Un altro meccanismo, che è diventato familiare per gli amministratori di Kubernetes: è rimasto a lungo in fase beta (con K8s 1.9) ed è ora stato dichiarato stabile.
Due altre funzioni hanno raggiunto la versione beta: e .
E l'unica significativa innovazione nella versione alpha è stata di SelfLink un URI speciale che rappresenta l'oggetto specificato ed è parte di ObjectMeta e ListMeta (cioè parte di qualsiasi oggetto in Kubernetes). Perché viene rimosso? La motivazione "in parole semplici" come l'assenza di motivi reali (irresistibili) affinché questo campo continui a esistere. Motivi più formali — ottimizzare le prestazioni (rimuovendo campi non necessari) e semplificare il lavoro del generic-apiserver, che deve gestire tale campo in modo particolare (è l'unico campo che viene impostato proprio prima della serializzazione dell'oggetto). La vera "obsolescenza" (all'interno della versione beta) SelfLink si verificherà con la versione Kubernetes 1.20, e quella definitiva — 1.21.
Archiviazione dati
Il lavoro principale nel campo dello storage, come nelle versioni precedenti, si osserva nell'area . Le principali modifiche qui sono state:
- per la prima volta (nella versione alpha) supporto ai plugin CSI per i nodi di lavoro su Windows: un modo attuale di lavorare con gli storage e qui soppianta i plugin in-tree nel kernel di Kubernetes e i plugin FlexVolume di Microsoft basati su Powershell;

Schema di implementazione dei plugin CSI in Kubernetes per Windows - la possibilità , presentato già in K8s 1.12, ha raggiunto la versione beta;
- una simile "promozione" (da alpha a beta) ha raggiunto la possibilità di utilizzare CSI per creare volumi ephemeral locali ().
Introdotta nella versione precedente di Kubernetes (utilizzare PVC esistenti come DataSource per creare nuovi PVC) ha anche ora ottenuto lo stato di versione beta.
Pianificatore
Due cambiamenti significativi nella pianificazione (entrambi in versione alpha):
- la possibilità di utilizzare i pod al posto delle unità logiche delle applicazioni per una "distribuzione equa" dei carichi (come Deployment e ReplicaSet) e regolare questa distribuzione (come una condizione rigida o come una condizione morbida, cioè una priorità).

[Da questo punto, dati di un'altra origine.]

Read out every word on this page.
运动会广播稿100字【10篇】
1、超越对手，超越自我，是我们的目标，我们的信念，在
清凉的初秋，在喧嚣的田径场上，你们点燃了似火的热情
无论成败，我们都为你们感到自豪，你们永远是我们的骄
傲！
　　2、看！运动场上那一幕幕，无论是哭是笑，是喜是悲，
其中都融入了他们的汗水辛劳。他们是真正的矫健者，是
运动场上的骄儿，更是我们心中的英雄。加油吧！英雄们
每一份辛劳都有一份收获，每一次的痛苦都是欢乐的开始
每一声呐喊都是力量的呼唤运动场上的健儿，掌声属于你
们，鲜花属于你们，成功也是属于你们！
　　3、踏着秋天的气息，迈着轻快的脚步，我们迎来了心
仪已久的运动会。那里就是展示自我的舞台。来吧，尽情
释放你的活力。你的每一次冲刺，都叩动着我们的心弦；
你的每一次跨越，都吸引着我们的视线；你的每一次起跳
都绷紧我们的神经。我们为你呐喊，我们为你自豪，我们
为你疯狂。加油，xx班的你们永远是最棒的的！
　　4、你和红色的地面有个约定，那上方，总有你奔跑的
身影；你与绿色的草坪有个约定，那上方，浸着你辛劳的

Questa funzione allargherà le capacità esistenti per la distribuzione dei pod pianificati, attualmente limitate dalle opzioni
PodAffinityePodAntiAffinity, fornendo agli amministratori un controllo più fine su questo aspetto, il che significa una migliore alta disponibilità e un consumo ottimizzato delle risorse. Maggiori dettagli - in . - Utilizzo Politica BestFit in Funzione di priorità RequestedToCapacityRatio durante la pianificazione dei pod, permettendo di applicare («imballaggio in contenitori») sia per le risorse principali (processore, memoria) che per quelle avanzate (come le GPU). Maggiori dettagli in .

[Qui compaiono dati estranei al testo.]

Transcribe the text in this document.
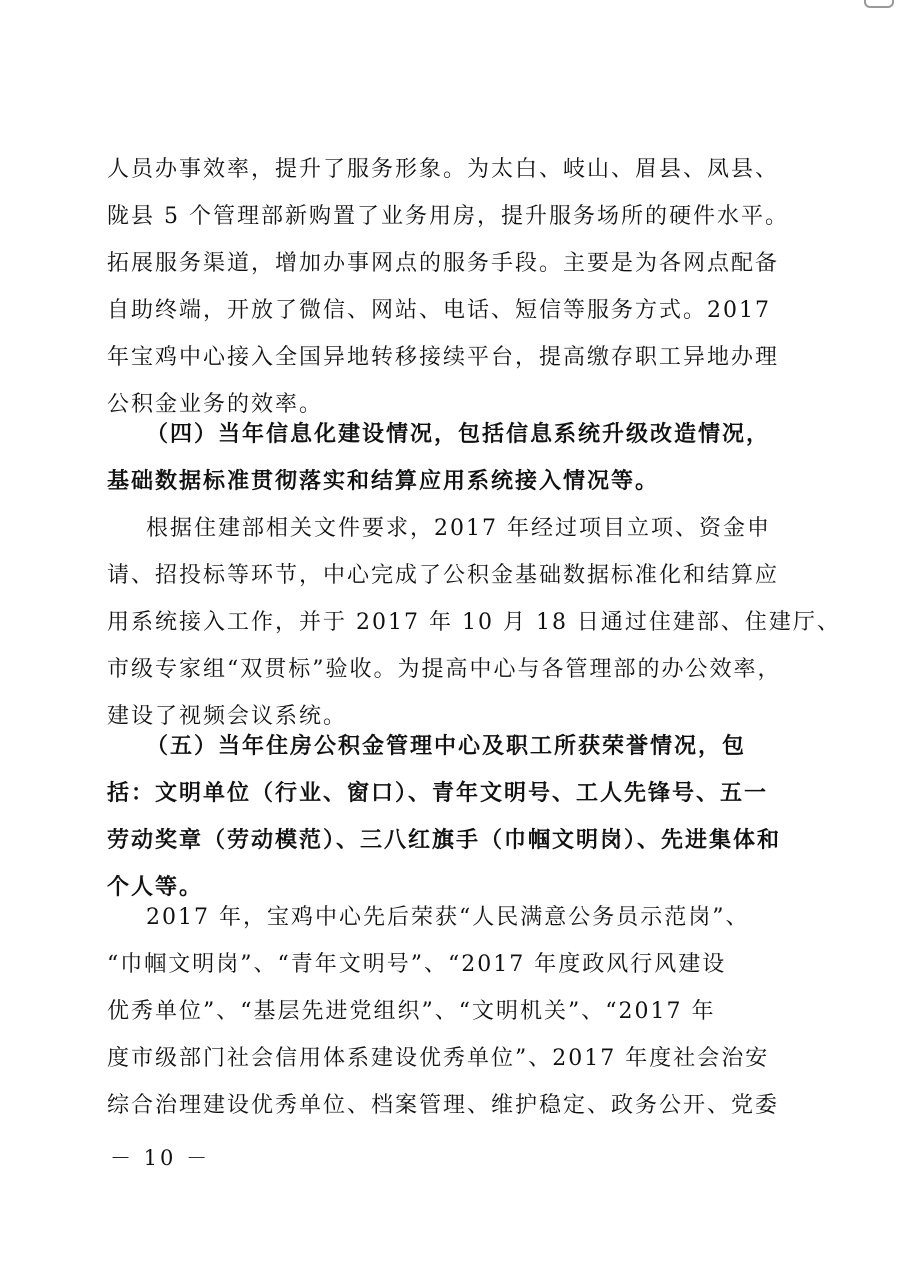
人员办事效率，提升了服务形象。为太白、岐山、眉县、凤县、

陇县 5 个管理部新购置了业务用房，提升服务场所的硬件水平。

拓展服务渠道，增加办事网点的服务手段。主要是为各网点配备

自助终端，开放了微信、网站、电话、短信等服务方式。2017

年宝鸡中心接入全国异地转移接续平台，提高缴存职工异地办理

公积金业务的效率。

（四）当年信息化建设情况，包括信息系统升级改造情况，

基础数据标准贯彻落实和结算应用系统接入情况等。

根据住建部相关文件要求，2017 年经过项目立项、资金申

请、招投标等环节，中心完成了公积金基础数据标准化和结算应

用系统接入工作，并于 2017 年 10 月 18 日通过住建部、住建厅、

市级专家组“双贯标”验收。为提高中心与各管理部的办公效率，

建设了视频会议系统。

（五）当年住房公积金管理中心及职工所获荣誉情况，包

括：文明单位（行业、窗口）、青年文明号、工人先锋号、五一

劳动奖章（劳动模范）、三八红旗手（巾帼文明岗）、先进集体和

个人等。

2017 年，宝鸡中心先后荣获“人民满意公务员示范岗”、

“巾帼文明岗”、“青年文明号”、“2017 年度政风行风建设

优秀单位”、“基层先进党组织”、“文明机关”、“2017 年

度市级部门社会信用体系建设优秀单位”、2017 年度社会治安

综合治理建设优秀单位、档案管理、维护稳定、政务公开、党委

－ 10 －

Pianificazione dei pod: prima dell'uso della best fit policy (direttamente tramite il default scheduler) e con il suo utilizzo (tramite lo scheduler extender)
Inoltre, la possibilità di creare plugin propri per lo scheduler al di fuori del principale albero di sviluppo di Kubernetes (out-of-tree).
Altre modifiche
Si segnala inoltre nella release di Kubernetes 1.16 l'iniziativa per le metriche esistenti, per essere più precisi - in conformità con per l' instrumentazione di K8s. Fondamentalmente si basano sulla corrispondente . Le incongruenze si sono verificate per vari motivi (ad esempio, alcune metriche erano state create prima che apparissero le attuali istruzioni), e gli sviluppatori hanno deciso che era giunto il momento di uniformare tutto allo stesso standard, «in conformità con il resto dell'ecosistema Prometheus». L'attuale implementazione di questa iniziativa è in stato alfa, che sarà progressivamente elevato nelle versioni successive di Kubernetes fino alla beta (1.17) e alla stabilità (1.18).

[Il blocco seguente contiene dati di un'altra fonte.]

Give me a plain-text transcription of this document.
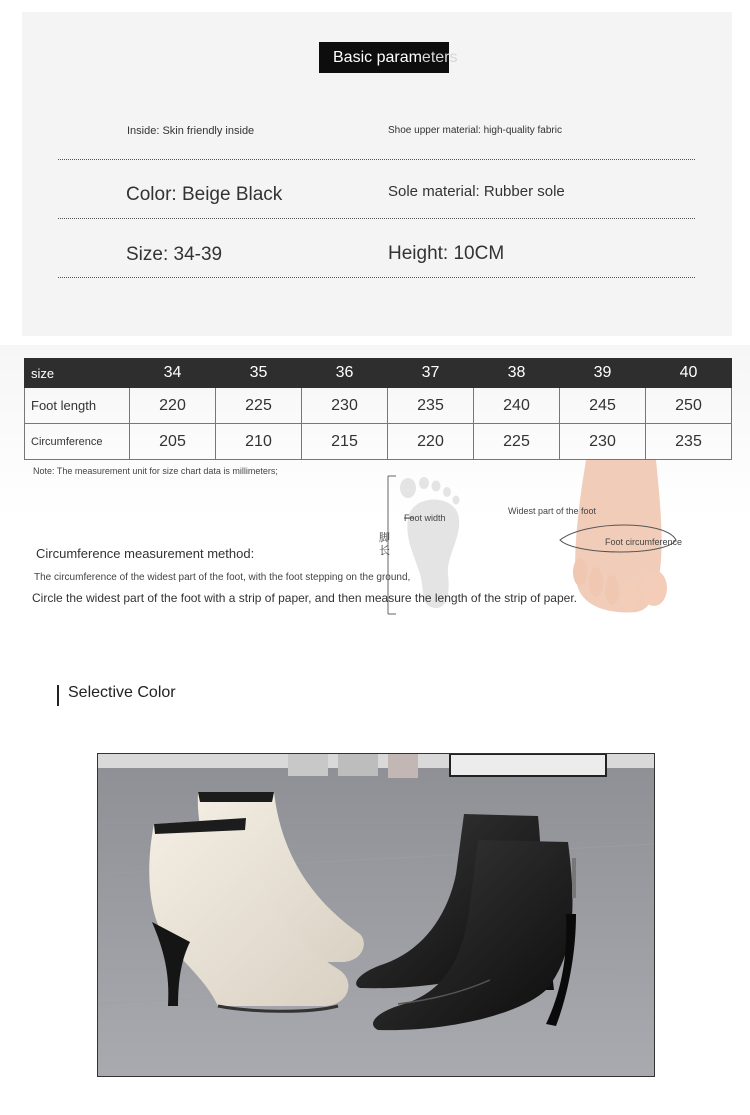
Basic parameters
Inside: Skin friendly inside	Shoe upper material: high-quality fabric
Color: Beige Black	Sole material: Rubber sole
Size: 34-39	Height: 10CM
size	34	35	36	37	38	39	40
Foot length	220	225	230	235	240	245	250
Circumference	205	210	215	220	225	230	235
Note: The measurement unit for size chart data is millimeters;
Foot width
脚长
Widest part of the foot
Foot circumference
Circumference measurement method:
The circumference of the widest part of the foot, with the foot stepping on the ground,
Circle the widest part of the foot with a strip of paper, and then measure the length of the strip of paper.
Selective Color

Inoltre, si possono notare le seguenti modifiche:
- Sviluppo del supporto per Windows con dell'utilità Kubeadm per questo OS (versione alfa),
RunAsUserNameper i contenitori Windows (versione alfa), del supporto per Group Managed Service Account (gMSA) fino alla beta-versione, mount/attach per i volumi vSphere. - per la compressione dei dati nelle risposte API. In precedenza per questi scopi veniva utilizzato un filtro HTTP, che imponeva alcune limitazioni, impedendone l'attivazione per impostazione predefinita. Ora funziona la «compressione trasparente delle richieste»: i client che inviano
Accept-Encoding: gzipnell'intestazione ricevono una risposta compressa in GZIP, se la sua dimensione supera 128 Kb. I client in Go supportano automaticamente la compressione (inviando l'intestazione necessaria), quindi noteranno immediatamente una riduzione del traffico. (Per altri linguaggi possono essere necessarie piccole modifiche). - scalare HPA da/a zero pod in base a metriche esterne. Se il ridimensionamento avviene sulla base di oggetti / metriche esterne, quando i carichi di lavoro sono inattivi, è possibile scalare automaticamente a 0 repliche per risparmiare risorse. Questa funzionalità dovrebbe risultare particolarmente utile nei casi in cui i worker richiedono risorse GPU e il numero di diversi tipi di worker inattivi supera il numero di GPU disponibili.
- Nuovo cliente — — per l'accesso «generale» agli oggetti. È progettato per ottenere facilmente i metadati (cioè le sezioni
metadati) dalle risorse del cluster e per eseguire operazioni come la raccolta dei rifiuti e il monitoraggio delle quote. - Ora è possibile raccogliere Kubernetes Nell'utilità kubeadm
- c'è una funzionalità sperimentale (versione alfa) per applicare patch kustomize durante le operazioni init
join,upgradee. Per ulteriori informazioni su come utilizzare il flag--experimental-kustomize, vedereNuovo endpoint per apiserver — . - readyz --maximum-startup-sequence-duration
, che consente di regolare i suoi riavvii.Due - funzionalità per Azure sono state dichiarate stabili: supporto per zone di disponibilità cross resource group supporto per l'autenticazione
- annotazione
-
per specificare l'IP pubblico del bilanciatore di carico;LoadBalancerName - impostazioni
LoadBalancerResourceGroupeAWS ha introdotto.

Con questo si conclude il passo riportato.